ORACLE is a real-life study to evaluate the time-to-disease onset in newly diagnosed treatment-naïve patients with neovascular age-related macular degeneration (nAMD) treated with ranibizumab over a maximum of 24 months. Here, we present the final results from the ORACLE study.

ORACLE was a 24-month, prospective, multicenter, observational study carried out across 69centers in France. Treatment-naïve patients aged ≥55 years with nAMD and active choroidal neovascularization (CNV) were included. At each patient visit, the decision to administer ranibizumab 0.5 mg was at the investigator’s discretion. The primary objective was to assess the correlation between time-to-first and time-to-second recurrence of disease activity in enrolled patients with at least two recurrences over 24 months. Time-to-disease onset was defined as the time between the last ranibizumab injection and the next follow-up visit at which recurrent disease activity (defined by the physician based on visual acuity, spectral domain optical coherence tomography or fluorescein angiography) was diagnosed. Secondary outcomes included assessment of change in best-corrected visual acuity (BCVA), anatomical parameters, and treatment frequency. Adverse events (AEs) were recorded to assess the safety of ranibizumab.

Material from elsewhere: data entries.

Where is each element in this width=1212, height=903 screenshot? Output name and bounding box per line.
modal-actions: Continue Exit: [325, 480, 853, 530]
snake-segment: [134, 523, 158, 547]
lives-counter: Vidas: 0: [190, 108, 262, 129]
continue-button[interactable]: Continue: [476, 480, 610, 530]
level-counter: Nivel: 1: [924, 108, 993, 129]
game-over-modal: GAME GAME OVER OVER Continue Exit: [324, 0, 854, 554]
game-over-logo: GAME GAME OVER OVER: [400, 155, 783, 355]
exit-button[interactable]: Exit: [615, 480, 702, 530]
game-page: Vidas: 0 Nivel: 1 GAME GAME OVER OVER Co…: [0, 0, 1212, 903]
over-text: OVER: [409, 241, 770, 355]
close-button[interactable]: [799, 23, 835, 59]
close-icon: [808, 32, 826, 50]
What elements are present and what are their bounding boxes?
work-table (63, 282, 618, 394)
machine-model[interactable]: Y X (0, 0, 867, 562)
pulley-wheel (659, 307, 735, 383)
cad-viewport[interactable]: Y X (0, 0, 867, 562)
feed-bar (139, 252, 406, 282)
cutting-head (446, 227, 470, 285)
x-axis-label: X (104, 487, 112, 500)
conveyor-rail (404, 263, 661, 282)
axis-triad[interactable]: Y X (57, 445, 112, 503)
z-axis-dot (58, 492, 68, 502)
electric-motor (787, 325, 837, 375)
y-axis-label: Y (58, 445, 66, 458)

Out of 742 treatment-naive patients screened between June 2014 and July 2015, 679 were analyzed in the study. The mean patients ‘age was 80.2 ±7.4 years and 66.9% were female. The mean (SD) time between diagnosis and first ranibizumab injection was 5.44 (8.49) days. At baseline, with regard to the type of CNV, 53% had occult, 30.7% classic and 16.3% minimally classic lesions. The mean central retinal thickness was 360.8 (113) μm. Among the patients with a full data set, 67 % experienced at least one recurrence at Year 1 and 78% at Year 2. A total of 241 patients had at least two recurrences. Among them, the median time-to-first and time-to-second new onset were 80 [72; 90] days and 83 [72; 90] days, respectively. The Pearson correlation coefficient [95% CI] between time-to-first and time-to-second disease onset was 0.137 [0.009; 0.260]. The two most frequent indicators of disease activity reported by investigators were the presence of intra-retinal fluid (83%) and an increase in central retinal thickness (26.6%) over 12 months. Baseline VA was 58.5 (16.5) ETDRS letters. At Month 3, mean (SD) visual activity increased by +5.8 (13.4) ETDRS letters from baseline, and by +4.0 (16.0) and +3.2 (19.0) ETDRS letters at Month 12 and 24, respectively.During the 24-month study period, the mean (SD) number of ranibizumab injections administered were 5.7 (2.2) and 2.4 injections (2.6) respectively for the first and for the second year. The median time between two injections was 48 days during Year 1 and 62 days during Year 2. The mean (SD) number of visits were 10.5 (2.0) and 5.9 (2.9) respectively for the first and for the second year.

The safety results were consistent with the well-characterized safety profile of ranibizumab.

In patients with at least two recurrences, the median time-to-first occurrence and time-to-second occurrence were similar in our study. These data might help to predict the need for retreatment with ranibizumab and to design individualized management of nAMD. The safety of ranibizumab was in line with its established profile.